O período revolucionário que se seguiu foi uma contra imagem do Estado Novo. Há um mergulho redentor no povo e assiste-se a uma atitude política da cultura popular orientada para o futuro, para a transformação profunda do regime.
Dois dos nomes mais importantes, nesta viragem política no estudo da Cultura Popular, nomeadamente na música tradicional, foram os de Fernando Lopes Graça, e Michel Giacometti.
Michel Giacometti é um intelectual de esquerda, corso, que veio para Portugal, em 1959,captar os sons e as melodias do nosso povo rural, tendo percorrido o país inteiro de microfones na mão.[1] A pesquisa da música tradicional em Portugal durante a ditadura pouco se fez e a existente serviu sobretudo fins políticos, daí que os poucos investigadores nesta área defendessem a existência de uma cultura tradicional decadente.
“ (...) Os estudos da nossa música tradicional não poderiam escapar à situação em que se encontram os estudos da totalidade gnoseológica de que fazem parte. Assim, também aqui o que até agora foi realizado entre nós não ultrapassou a fase da etnografia musical (...)” [2]
Giacometti, veio revolucionar tudo o que neste âmbito se tinha feito anteriormente, e ainda no regime de Salazar, desafiou a ideologia reinante, utilizando tecnologias pouco habituais e procurando um povo, que poucos conheciam existir.

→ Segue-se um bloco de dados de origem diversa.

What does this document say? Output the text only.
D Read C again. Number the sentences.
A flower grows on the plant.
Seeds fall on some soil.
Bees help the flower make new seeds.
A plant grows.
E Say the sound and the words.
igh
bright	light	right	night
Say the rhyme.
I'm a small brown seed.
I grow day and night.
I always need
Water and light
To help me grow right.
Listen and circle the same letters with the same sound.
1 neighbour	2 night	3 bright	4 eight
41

Em 1959, mostrou as primeiras gravações que efectuou em Trás -os Montes, a Fernando Lopes Graça, e decidiu permanecer em Portugal a investigar, pois encontrara uma realidade etnográfica completamente desconhecida.
Esse trabalho viria a mostrar como a política folclorizante tinha idealizado um povo, tendo descoberto lógicas diferentes das preconizadas pelo regime. Segundo este etnomusicólogo, a política cultural oficial que promovia os ranchos folclóricos “era uma maneira de ter na mão organizações populares que podiam ter outro sentido e que assim estavam limitadas a cantar e a dançar um “folclore” que já à partida era deturpado. É por isso que se recolhermos as letras cantadas pelos ranchos folclóricos, vemos que são letras castradas, porque não há dúvidas que o povo a exprimir-se à vontade teria cantado à vontade. Mas o cacique, o chefe do grupo dizia “vocês não podem aparecer assim no festival...”, não só no aspecto social e político eram cortadas, mas também aquelas que eram um bocadinho “apimentadas”.[3]

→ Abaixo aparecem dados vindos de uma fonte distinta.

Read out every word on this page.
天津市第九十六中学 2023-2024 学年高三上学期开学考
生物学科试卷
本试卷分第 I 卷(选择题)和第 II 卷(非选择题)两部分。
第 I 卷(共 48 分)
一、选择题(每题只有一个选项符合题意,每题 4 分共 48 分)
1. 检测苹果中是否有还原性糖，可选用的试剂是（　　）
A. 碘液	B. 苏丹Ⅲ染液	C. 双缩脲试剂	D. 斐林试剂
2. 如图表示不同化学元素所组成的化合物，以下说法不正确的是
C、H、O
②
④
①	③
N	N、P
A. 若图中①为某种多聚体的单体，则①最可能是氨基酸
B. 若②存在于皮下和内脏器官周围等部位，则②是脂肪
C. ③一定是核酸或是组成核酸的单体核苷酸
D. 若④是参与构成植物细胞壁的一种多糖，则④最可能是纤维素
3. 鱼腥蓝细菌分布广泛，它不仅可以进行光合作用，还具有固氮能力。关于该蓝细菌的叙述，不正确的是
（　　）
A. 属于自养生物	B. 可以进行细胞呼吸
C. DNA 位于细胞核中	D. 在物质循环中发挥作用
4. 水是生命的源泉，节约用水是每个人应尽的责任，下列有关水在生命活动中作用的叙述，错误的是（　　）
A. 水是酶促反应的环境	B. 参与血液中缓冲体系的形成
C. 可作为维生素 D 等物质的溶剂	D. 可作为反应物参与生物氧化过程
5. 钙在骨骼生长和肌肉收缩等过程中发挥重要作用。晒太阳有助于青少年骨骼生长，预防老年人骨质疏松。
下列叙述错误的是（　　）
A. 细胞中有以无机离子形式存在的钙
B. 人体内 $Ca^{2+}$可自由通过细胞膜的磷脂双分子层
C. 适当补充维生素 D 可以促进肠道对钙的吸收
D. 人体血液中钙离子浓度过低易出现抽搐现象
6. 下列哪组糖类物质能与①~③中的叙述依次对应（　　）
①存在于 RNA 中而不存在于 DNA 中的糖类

Do árduo trabalho de Giacometti surgiu o “Cancioneiro Popular Português”, o qual contou com a colaboração de Fernando Lopes Graça, tendo sido concluído em 1981.Para a realização deste cancioneiro Michel Giacometti analisou cerca de 7000 espécimes musicais, sendo cerca de 3000 resultado da sua recolha directa.
Com esta obra Giacometti pretendeu “restituir ao povo português o que lhe pertence de uma herança legítima, nem sempre avaliada justamente como um dos mais preciosos bens do património comum”.[4]
Esta colecção de cantares portugueses revela assim um povo que se assume, que vai abandonando aos poucos os fantasmas do passado, e que se torna mais espontâneo e liberto.
Estão presentes no Cancioneiro canções de todo o país, mesmo das localidades mais remotas, incluindo canções de berço, de morte, de noivado, de festas e de arraiais, de amor e mal dizer, religiosas e de trabalho. Eram, sobretudo os cantos de trabalho, que fascinavam Giacometti, dando a conhecer uma cultura popular assente nas tarefas rurais (sementeira, ceifa, varejo da azeitona, espadelada do linho, etc) , e um canto polifónico que testemunha a solidariedade colectiva.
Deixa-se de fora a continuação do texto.